The invention relates to a universal frequency shift keying signal testing system for a rail transit signal system, which comprises a signal source, a frequency shift signal sending unit, a signal transmission path, a signal receiving unit, a receiving end and an upper computer man-machine interaction unit, wherein the signal source, the frequency shift signal sending unit, the signal transmission path, the signal receiving unit, the receiving end and the upper computer man-machine interaction unit are sequentially connected. Compared with the prior art, the invention has the advantages of supporting various coding modes, having corresponding decoding capability, coping with the test of various frequency shift keying signals and the like.

Description

Universal frequency shift keying signal test system for rail transit signal system

Technical Field

The invention relates to the technical field of signal testing, in particular to a universal frequency shift keying signal testing system for a rail transit signal system.

Background

The field of rail transit signal systems mainly applies Frequency Shift Keying (FSK) technology to systems such as digital coding rails, axle counting, beacon antennas and the like. The frequency shift track circuit takes the frequency parameter as control information, and utilizes signal modulation to shift the low-frequency signal modulation to a higher frequency, but keeps the amplitude of the low-frequency signal constant, and the frequency changes along with the change of the amplitude of the low-frequency signal. The frequency shift track circuit can transmit running information (such as running speed, detailed line parameters and the like) while realizing automatic block of the interval, and provides required related information for train running control. In the circuit of China, the domestic 18 information frequency shift automatic block system and the UM-71 uninsulated track circuit both adopt frequency shift keying signals with continuous phases.
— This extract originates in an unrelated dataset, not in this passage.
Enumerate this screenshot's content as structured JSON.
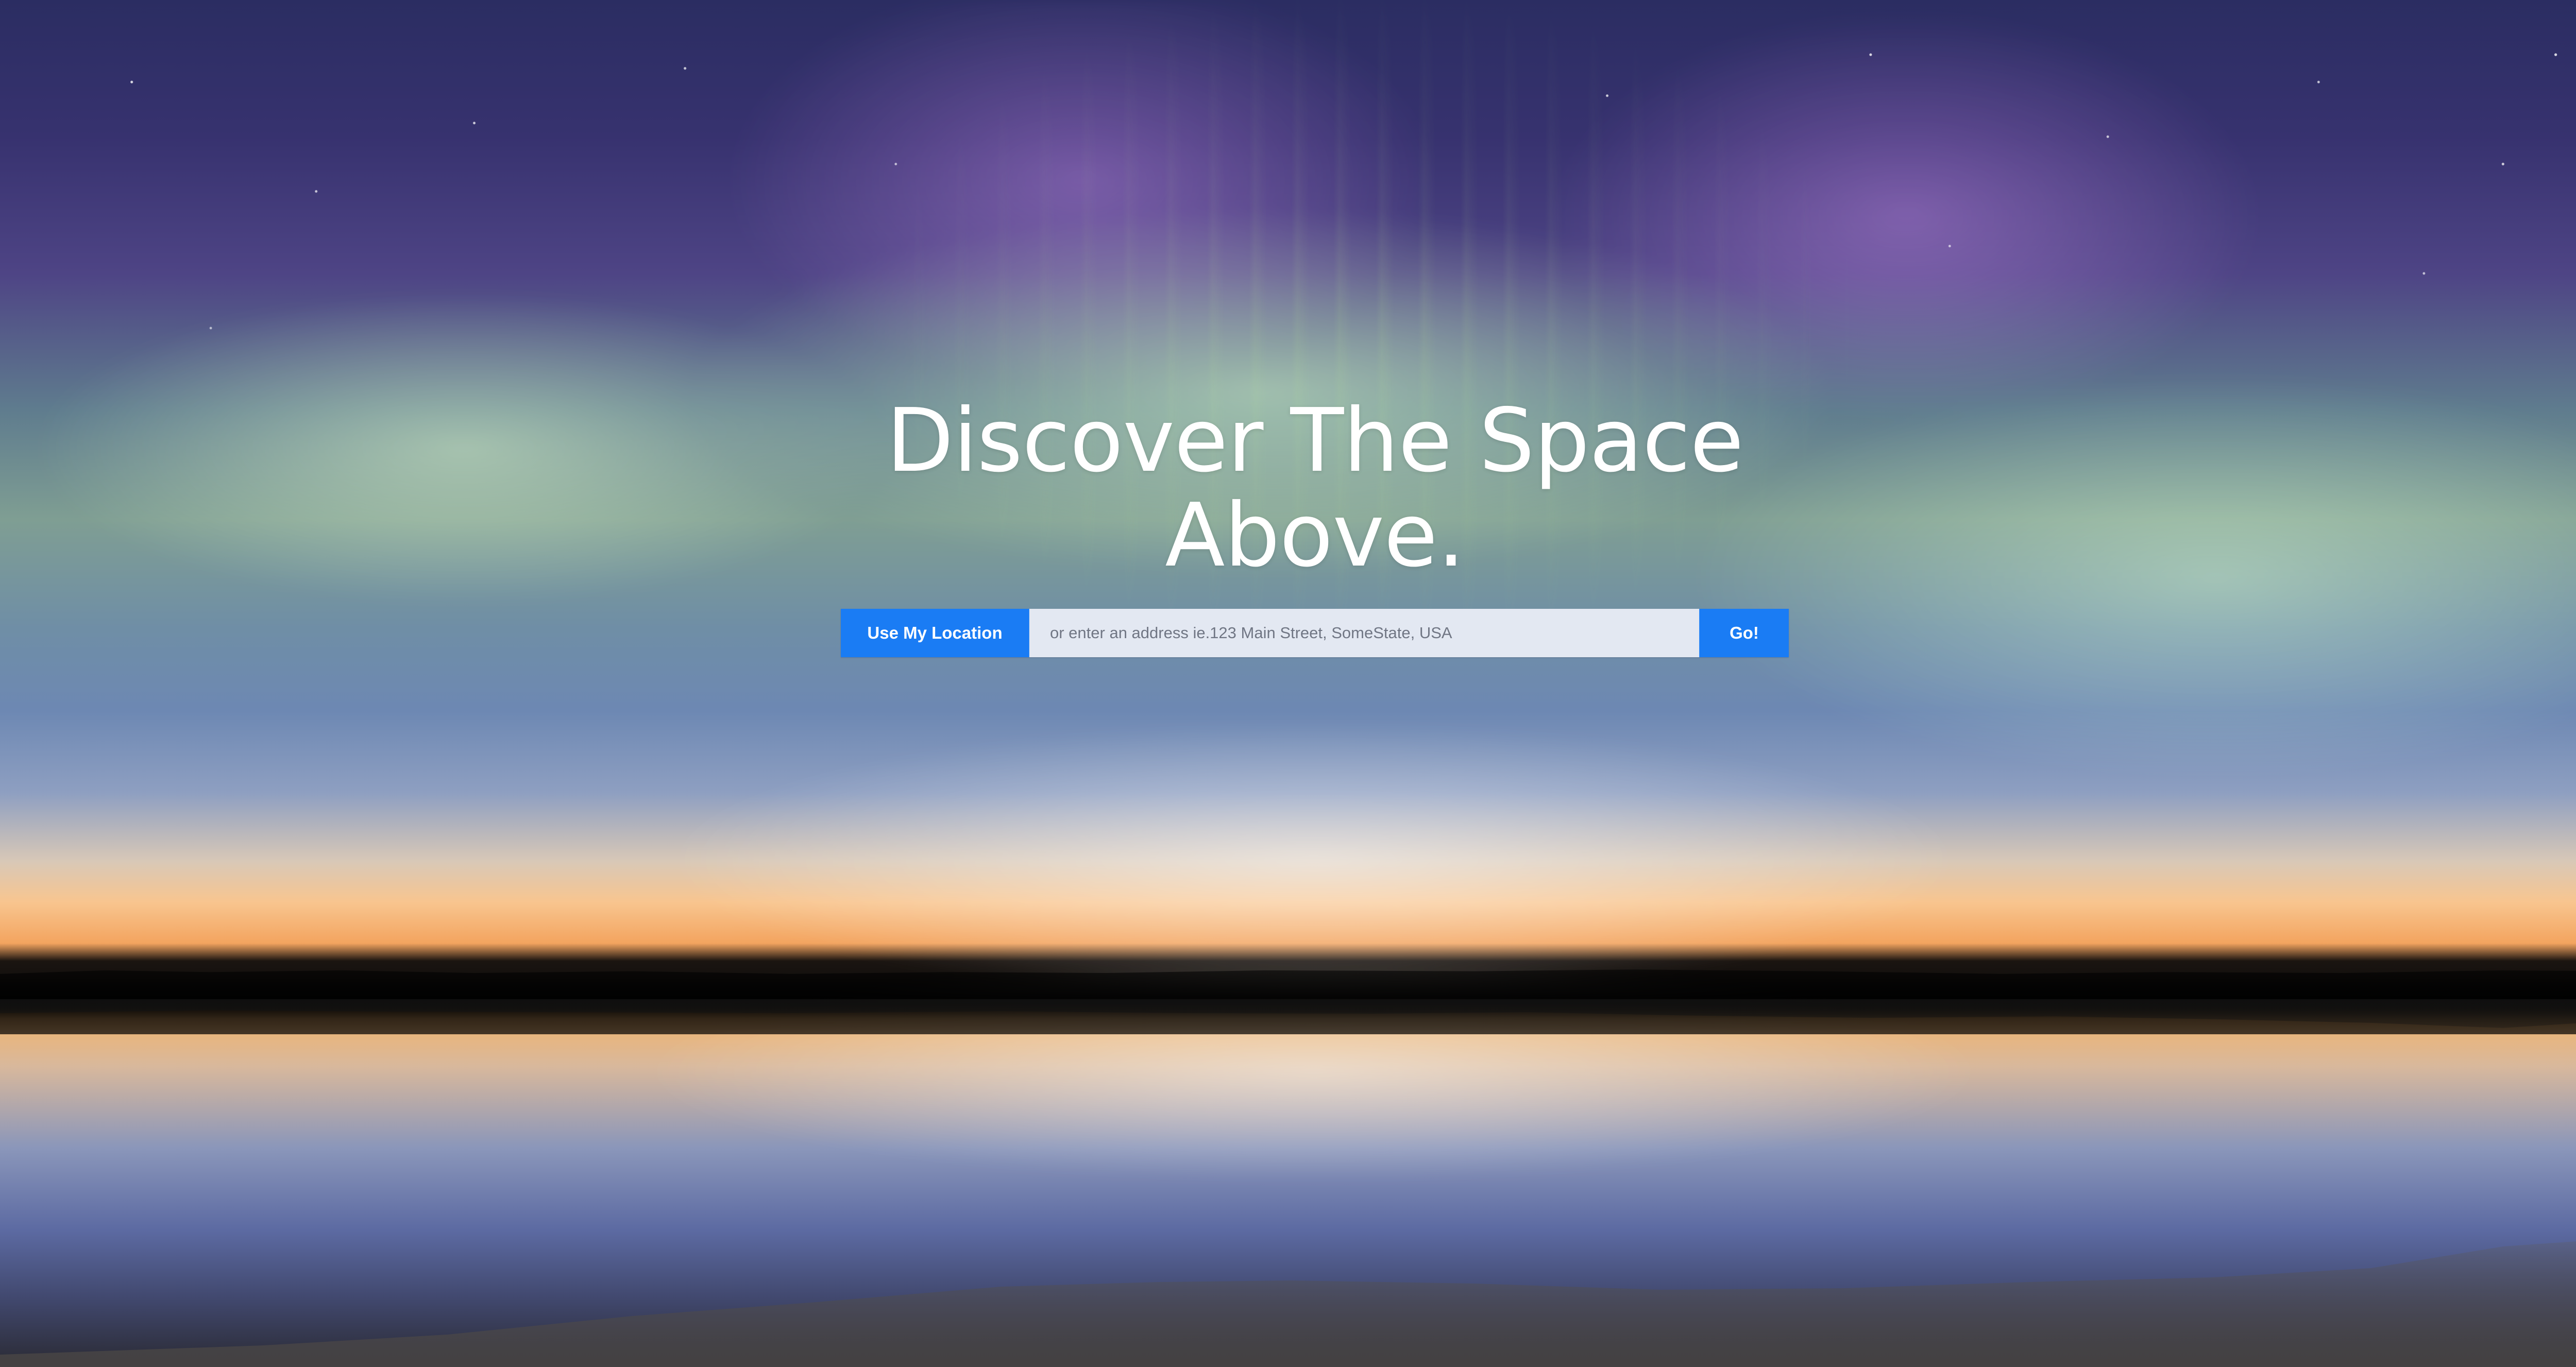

Through search, a chinese patent publication No. CN106124839A discloses a portable detector for track frequency shift signals and a detection method thereof. The detector consists of a magnetoresistive sensor, a temperature sensor, a signal conditioning unit, an analog-to-digital conversion unit, a DSP microprocessor, a WIFI communication unit, an LCD display unit and a power supply unit; the detection method is formed by detecting the effective value of the frequency shift current and the frequency of the frequency shift current in the rail by the magnetic resistance sensing unit, and the inconvenience of detecting the frequency shift signal at a lead wire is eliminated. But the scene used by the invention is the field rapid detection, and the invention is characterized by small size and portability, and needs to coordinate a remote code sending end when in use.

Through retrieval, digital coding non-insulation track circuits used by urban rail transit varieties in China currently include AF-902/904 (Shanghai No. 2), FTGS audio track circuits, ZPW-2000A, UM71 and the like. Various systems are different in carrier frequency, frequency offset, coding bit mode and the like, and the situation of coexistence of various systems will continue in the long run, but a set of universal test platform is not available at present.

Disclosure of Invention

The invention aims to overcome the defects in the prior art and provide a universal frequency shift keying signal test system for a rail transit signal system, aiming at the existing frequency shift keying signals of various systems, the hardware of the test system can be reused, and the modulation and demodulation algorithm software can be flexibly configured, supports various coding modes and has corresponding decoding capability so as to be suitable for testing various frequency shift keying signals.

The purpose of the invention can be realized by the following technical scheme:

a universal frequency shift keying signal test system for a rail transit signal system comprises a signal source, a frequency shift signal sending unit, a signal transmission path, a signal receiving unit, a receiving end and an upper computer man-machine interaction unit, wherein the signal source, the frequency shift signal sending unit, the signal transmission path, the signal receiving unit, the receiving end and the upper computer man-machine interaction unit are sequentially connected.

Preferably, the signal source comprises a PXI case and an arbitrary waveform generator board card installed on the PXI case;

the arbitrary waveform generator board card generates complex signals with specific frequency, and the complex signals are used for simulating the actual waveform of the track circuit when a train runs.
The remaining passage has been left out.